1. Apparatus for adjusting the phase of a digital signal, the apparatus comprising phase detection means, counting means and delay means, the phase detection means sending a counting start signal to the counting means to instruct the counting means to start counting when an edge of one of the input digital signal and the feedback digital signal is detected and sending a counting stop signal to the counting means to stop the counting means when the corresponding edge of the other of the input digital signal and the feedback reference digital signal is detected, the delay means receiving the input digital signal and the count from the counting means, and introducing a delay, corresponding to the count, to the input digital signal to generate a delayed digital signal and outputting the delayed digital signal.

2. Apparatus according to claim 1 , wherein the phase detection means comprises a first and second phase detection means, and the counting means comprises first and second counting means, the output from both the first and the second counting means being coupled to the delay means, the second phase detection means receiving the reference digital signal and an estimated delay signal, the first phase detection means receiving the input digital signal and the estimated delayed digital signal, and the second counting means outputting a signal indicative of the phase difference between the estimated signal and the reference signal to the delay means to generate a further estimated digital signal which is input to the first phase detecting means so that the first counting means generates an output indicative of the phase difference between the input digital signal and the further estimated digital signal to the delay means to generate the delayed digital signal.

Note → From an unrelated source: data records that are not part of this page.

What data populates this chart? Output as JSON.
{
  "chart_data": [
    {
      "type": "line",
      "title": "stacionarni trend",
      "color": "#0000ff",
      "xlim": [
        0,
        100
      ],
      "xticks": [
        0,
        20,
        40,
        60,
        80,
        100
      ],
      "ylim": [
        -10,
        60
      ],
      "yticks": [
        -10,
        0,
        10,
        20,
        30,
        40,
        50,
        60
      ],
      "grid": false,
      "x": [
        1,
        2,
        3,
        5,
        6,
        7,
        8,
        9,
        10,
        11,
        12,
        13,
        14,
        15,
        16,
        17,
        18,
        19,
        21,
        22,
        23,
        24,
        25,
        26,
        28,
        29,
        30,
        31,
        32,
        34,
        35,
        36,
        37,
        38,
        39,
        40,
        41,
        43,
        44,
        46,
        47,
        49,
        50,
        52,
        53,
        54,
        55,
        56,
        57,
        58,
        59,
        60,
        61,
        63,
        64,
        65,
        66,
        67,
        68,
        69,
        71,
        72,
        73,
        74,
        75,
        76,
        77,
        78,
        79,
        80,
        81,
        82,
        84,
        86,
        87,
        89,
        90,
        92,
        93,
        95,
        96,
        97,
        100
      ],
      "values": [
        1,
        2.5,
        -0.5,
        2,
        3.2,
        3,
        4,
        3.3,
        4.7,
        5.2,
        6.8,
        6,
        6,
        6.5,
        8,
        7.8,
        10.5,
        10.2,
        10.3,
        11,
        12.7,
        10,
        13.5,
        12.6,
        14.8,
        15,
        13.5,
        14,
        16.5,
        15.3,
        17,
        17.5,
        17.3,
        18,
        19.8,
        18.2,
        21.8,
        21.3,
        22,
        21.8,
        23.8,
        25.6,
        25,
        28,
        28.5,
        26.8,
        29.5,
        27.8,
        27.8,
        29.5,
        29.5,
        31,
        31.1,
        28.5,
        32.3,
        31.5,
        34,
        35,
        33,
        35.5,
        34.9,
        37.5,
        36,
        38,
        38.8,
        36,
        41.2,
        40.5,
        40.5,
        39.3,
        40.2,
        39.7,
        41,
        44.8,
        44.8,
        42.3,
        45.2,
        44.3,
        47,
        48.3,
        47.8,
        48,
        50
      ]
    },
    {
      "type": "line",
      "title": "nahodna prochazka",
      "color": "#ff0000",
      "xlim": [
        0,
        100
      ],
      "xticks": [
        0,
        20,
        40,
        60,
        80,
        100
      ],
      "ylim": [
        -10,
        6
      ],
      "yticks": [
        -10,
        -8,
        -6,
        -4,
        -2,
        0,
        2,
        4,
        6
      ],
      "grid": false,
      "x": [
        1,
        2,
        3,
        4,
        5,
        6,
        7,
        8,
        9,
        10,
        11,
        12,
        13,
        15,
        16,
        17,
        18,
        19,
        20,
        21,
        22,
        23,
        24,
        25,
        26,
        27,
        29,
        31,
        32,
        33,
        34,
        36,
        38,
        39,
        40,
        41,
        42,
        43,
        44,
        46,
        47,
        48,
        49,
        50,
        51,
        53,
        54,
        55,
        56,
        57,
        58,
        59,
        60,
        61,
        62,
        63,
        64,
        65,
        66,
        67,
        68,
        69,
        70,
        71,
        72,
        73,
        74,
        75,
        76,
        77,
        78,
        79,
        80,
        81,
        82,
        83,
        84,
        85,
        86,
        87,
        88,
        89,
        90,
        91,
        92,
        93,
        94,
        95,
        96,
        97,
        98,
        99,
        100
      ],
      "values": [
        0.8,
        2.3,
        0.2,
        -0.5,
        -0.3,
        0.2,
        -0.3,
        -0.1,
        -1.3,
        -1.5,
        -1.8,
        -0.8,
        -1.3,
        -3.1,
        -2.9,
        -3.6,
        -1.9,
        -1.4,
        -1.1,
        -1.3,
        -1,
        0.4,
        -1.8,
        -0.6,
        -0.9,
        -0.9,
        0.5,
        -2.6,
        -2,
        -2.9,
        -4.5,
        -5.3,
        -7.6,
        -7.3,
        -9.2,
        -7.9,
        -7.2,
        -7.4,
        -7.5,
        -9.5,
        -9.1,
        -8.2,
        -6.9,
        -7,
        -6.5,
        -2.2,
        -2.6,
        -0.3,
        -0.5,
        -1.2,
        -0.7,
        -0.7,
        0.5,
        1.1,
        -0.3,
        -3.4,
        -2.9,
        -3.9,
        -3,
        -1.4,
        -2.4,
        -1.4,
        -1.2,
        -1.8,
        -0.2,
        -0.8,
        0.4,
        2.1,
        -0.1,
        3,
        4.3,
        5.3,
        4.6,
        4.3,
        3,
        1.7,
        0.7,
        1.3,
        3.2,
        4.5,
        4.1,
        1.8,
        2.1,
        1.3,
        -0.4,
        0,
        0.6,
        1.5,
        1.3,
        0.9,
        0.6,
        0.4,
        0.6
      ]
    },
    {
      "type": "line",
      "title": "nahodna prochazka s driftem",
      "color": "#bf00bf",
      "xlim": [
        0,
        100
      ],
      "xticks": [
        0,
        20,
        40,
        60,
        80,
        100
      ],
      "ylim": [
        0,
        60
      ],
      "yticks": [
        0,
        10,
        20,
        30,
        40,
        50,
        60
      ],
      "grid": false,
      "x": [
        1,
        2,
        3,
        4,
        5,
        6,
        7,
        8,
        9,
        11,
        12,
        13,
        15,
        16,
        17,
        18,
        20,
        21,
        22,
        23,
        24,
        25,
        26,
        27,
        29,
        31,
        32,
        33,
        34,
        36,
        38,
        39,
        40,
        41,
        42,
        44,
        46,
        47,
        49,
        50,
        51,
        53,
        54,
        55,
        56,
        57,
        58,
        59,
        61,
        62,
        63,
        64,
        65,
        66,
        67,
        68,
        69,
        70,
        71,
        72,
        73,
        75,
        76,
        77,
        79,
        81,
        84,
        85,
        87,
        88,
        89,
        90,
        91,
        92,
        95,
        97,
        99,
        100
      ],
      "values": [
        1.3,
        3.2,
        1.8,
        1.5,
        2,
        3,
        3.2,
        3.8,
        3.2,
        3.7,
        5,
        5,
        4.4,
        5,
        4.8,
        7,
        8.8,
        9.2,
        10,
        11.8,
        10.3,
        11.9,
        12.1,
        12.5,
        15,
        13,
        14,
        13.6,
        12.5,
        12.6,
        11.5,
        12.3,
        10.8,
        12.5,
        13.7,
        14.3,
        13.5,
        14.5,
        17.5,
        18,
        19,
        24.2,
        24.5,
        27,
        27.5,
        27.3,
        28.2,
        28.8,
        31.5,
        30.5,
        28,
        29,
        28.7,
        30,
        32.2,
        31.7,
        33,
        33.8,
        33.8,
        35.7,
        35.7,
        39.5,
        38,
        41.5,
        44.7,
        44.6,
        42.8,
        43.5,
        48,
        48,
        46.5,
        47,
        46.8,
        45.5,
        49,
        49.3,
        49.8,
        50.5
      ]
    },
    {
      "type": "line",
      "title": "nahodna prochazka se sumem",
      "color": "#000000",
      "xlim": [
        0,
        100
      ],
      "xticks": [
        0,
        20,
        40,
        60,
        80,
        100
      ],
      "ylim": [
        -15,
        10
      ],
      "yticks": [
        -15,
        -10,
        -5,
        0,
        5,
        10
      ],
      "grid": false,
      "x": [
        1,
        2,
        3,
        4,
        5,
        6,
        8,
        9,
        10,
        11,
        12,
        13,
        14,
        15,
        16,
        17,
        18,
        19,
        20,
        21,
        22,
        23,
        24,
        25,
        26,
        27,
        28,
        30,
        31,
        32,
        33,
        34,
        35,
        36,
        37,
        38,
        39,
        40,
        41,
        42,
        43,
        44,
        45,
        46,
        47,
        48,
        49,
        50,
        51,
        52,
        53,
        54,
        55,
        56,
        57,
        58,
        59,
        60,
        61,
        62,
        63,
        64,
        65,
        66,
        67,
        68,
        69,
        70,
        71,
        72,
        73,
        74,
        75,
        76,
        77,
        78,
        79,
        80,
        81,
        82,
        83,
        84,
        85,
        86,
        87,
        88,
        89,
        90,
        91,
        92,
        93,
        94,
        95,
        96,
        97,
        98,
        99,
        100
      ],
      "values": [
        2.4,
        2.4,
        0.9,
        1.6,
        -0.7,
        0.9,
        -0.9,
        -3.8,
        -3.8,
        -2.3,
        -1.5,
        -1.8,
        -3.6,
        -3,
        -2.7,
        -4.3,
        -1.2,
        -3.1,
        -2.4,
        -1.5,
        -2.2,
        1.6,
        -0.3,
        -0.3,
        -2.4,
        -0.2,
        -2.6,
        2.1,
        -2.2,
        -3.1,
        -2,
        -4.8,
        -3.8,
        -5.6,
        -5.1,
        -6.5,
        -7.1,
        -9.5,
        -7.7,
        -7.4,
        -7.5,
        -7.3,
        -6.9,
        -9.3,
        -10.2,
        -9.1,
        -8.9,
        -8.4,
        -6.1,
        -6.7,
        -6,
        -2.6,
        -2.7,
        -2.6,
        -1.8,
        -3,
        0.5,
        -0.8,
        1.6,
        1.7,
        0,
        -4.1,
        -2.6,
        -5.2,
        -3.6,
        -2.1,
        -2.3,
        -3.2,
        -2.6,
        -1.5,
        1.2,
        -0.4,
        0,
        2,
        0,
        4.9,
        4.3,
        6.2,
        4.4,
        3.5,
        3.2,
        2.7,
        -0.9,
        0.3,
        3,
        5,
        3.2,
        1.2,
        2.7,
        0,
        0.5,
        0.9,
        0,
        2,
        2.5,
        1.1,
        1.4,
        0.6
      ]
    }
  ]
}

3. Apparatus according to claim 1 or claim 2, wherein the counting means is a bi-directional counting means.

4. Apparatus according to claim 3, wherein the bi-directional counting means is a synchronous up/ down gray counter.

5. Apparatus according to any of the preceding claims, further comprising a pulse forming circuit which receives the output from the phase detection means and generates an output, which is coupled to the counting means.

6. Apparatus according to any of the preceding claims, wherein the input digital signal is a timing signal for an integrated circuit.

7. Apparatus according to claim 6, wherein the timing signal is a clock signal.

8. An integrated circuit comprising apparatus in accordance with any of claims 1 to 7.